The NBA will announce Friday it will postpone the start of training camp and the opening slate of exhibition games after a negotiating session Thursday in New York between players union executive director Billy Hunter and commissioner David Stern ended without a labor agreement or progress toward one soon, league sources said.
Stern, according to one source, told Hunter in Thursday's meeting the owners want to reduce the players' cut of basketball-related revenue to a figure well below 50 percent. Under the previous agreement, which expired July 1, the players were guaranteed a minimum of 57 percent of basketball-related revenue would be spent on salaries.
In negotiations, the players' union had offered to reduce its percentage to as much as 54 percent to accommodate the owners' contention they lost $300 million last season, with the stipulation that a mechanism would be instituted to reward the players if future revenue increased.

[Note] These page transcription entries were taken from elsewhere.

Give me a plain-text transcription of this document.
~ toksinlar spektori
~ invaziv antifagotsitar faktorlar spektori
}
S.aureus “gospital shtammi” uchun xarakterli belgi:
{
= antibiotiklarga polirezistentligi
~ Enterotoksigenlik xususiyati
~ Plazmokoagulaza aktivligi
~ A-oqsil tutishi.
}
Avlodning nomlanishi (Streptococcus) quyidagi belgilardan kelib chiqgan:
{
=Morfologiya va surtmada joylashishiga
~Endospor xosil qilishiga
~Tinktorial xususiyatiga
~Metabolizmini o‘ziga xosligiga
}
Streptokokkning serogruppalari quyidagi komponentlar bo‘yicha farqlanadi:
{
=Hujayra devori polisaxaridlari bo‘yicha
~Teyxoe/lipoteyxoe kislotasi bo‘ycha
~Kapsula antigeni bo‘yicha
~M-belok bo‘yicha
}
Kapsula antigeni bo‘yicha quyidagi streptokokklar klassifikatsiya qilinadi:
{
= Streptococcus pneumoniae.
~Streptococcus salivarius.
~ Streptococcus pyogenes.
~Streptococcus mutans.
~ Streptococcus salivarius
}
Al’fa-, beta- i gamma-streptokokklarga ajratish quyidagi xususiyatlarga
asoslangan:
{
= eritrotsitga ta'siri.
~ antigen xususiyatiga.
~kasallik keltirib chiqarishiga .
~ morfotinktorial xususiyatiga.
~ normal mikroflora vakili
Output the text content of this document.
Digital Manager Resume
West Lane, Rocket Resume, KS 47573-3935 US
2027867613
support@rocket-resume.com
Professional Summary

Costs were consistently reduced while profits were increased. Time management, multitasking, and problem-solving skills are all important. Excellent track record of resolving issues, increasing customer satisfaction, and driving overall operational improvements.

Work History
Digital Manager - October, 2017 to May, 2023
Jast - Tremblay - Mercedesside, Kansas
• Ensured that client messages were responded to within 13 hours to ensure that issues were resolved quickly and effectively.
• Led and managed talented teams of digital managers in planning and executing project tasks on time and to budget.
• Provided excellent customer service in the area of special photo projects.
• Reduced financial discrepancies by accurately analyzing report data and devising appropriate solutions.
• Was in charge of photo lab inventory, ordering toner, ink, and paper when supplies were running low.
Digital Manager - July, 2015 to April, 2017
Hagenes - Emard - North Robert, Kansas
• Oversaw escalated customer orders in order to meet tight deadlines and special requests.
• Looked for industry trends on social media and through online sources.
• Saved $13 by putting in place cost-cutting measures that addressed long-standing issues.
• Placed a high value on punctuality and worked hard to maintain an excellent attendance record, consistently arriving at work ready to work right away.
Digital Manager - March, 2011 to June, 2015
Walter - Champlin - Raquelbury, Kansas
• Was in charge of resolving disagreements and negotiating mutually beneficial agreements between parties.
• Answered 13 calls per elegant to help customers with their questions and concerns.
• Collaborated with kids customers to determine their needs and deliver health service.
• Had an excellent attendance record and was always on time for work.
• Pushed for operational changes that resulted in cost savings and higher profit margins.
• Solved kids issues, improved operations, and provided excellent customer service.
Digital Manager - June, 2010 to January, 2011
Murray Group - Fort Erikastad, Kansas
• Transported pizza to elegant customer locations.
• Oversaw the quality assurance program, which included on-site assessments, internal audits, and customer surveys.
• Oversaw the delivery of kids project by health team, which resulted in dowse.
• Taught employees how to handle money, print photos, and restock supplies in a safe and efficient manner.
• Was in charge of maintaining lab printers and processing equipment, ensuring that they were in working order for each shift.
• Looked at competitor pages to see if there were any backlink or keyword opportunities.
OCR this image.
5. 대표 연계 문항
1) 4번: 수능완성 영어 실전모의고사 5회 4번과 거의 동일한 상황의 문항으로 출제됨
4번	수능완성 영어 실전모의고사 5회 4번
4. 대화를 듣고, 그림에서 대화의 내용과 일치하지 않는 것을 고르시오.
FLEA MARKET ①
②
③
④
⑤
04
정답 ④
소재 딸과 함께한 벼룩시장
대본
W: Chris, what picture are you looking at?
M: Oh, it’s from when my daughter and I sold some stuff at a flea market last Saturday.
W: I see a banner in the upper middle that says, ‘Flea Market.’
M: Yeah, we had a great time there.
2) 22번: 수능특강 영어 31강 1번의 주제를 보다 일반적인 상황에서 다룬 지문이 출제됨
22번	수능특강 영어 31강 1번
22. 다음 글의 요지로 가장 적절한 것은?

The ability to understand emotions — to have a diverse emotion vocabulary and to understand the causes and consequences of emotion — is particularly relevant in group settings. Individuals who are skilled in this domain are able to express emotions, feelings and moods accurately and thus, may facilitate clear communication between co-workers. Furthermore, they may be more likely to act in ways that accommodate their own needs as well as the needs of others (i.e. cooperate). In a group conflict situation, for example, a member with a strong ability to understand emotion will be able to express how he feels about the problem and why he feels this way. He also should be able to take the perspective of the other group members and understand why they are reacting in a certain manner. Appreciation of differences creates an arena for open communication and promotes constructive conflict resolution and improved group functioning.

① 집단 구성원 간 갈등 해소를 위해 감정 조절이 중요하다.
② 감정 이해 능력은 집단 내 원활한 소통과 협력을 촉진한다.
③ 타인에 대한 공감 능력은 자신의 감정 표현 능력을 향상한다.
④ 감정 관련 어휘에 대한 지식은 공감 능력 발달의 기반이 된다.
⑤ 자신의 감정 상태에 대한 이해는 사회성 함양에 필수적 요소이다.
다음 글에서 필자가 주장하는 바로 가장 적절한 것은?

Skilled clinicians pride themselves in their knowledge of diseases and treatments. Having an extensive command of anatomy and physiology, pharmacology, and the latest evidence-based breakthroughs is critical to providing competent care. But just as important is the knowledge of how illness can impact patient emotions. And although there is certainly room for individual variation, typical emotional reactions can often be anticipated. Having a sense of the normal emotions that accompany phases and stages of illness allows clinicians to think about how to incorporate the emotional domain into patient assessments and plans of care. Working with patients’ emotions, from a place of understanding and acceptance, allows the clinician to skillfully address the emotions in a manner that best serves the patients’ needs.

The league offered players a 46 percent of basketball-related revenue, 11 percent less than they received in last deal and seven percent less than last proposal by players, a league source said. Owners agreed to try to come up with a mechanism to solve their issues without adding a hard salary cap before the next meeting, according to the source.
The next negotiating session has not been scheduled, but the two sides agreed to contact each other with possible dates to reconvene next week, sources said. Whenever a deal is struck, it is expected to take at least two weeks to write out the complete terms and hash out the finer points.
A period for free agency and then a training camp, however truncated, also would be necessary before the regular season could begin. Most experts agree a minimum of four weeks is necessary to get it done, making the last week in September the absolute deadline for a deal to be struck before regular season games would have to be postponed or canceled.
Stern acknowledged Thursday that "the calendar is not our friend" when it comes to keeping the NBA season intact.
The league is at about the same point as when it postponed training camps in 1998, the only time it lost games to a work stoppage. The decision then came on Sept. 24 for camps that were set to begin Oct. 5. This year, players would be expected to report Oct. 3.
The regular season is scheduled to open Nov. 1, with the defending champion Dallas Mavericks hosting the Chicago Bulls. Though both sides have repeatedly said there is still time for a deal that would leave the regular season unaffected, neither would say so Thursday -- with union president Derek Fisher of the Los Angeles Lakers using virtually the same words as Stern about the coming weeks.
"I don't have control of that part of it, that would be more of a commissioner Stern, Adam Silver question in terms of logistics of starting the season on time," Fisher said. "I'm not going to try and make a guess on that one. The calendar's obviously not our friend, but we're not going to give up on the process because of the time."
Asked again if he thought things were far enough along to still believe in a Nov. 1 start, Stern said: "I don't have any response to that. I just don't. I don't know the answer."
Stern celebrated his 69th birthday Thursday but didn't appear in a festive mood after meeting for about five hours with leaders from the union. He was joined by Silver, the deputy commissioner, Spurs owner Peter Holt, who heads the labor relations committee, and NBA senior vice president and deputy general counsel Dan Rube. Fisher, Hunter, attorney Ron Klempner and economist Kevin Murphy represented the union.
Those small groups had good talks in recent weeks, but things went poorly last Tuesday when they were rejoined by their full committees. Hunter said after that meeting that players planned to make a "significant" financial concession, only to find that owners refused to agree to their condition of leaving the current salary cap system as is.
Fisher said he didn't believe Thursday's talks moved the situation beyond where it was last week.
Stern said the owners' labor relations committee would talk Friday, and both sides said they hoped to meet again next week.
"We'll keep working at it until we figure this thing out, but right now there isn't anything to really report or say," Fisher said. "I don't have any answers to any questions, other than we'll keep working until we find some solutions."
Ric Bucher is a senior NBA writer for ESPN The Magazine. Information from The Associated Press was used in this report.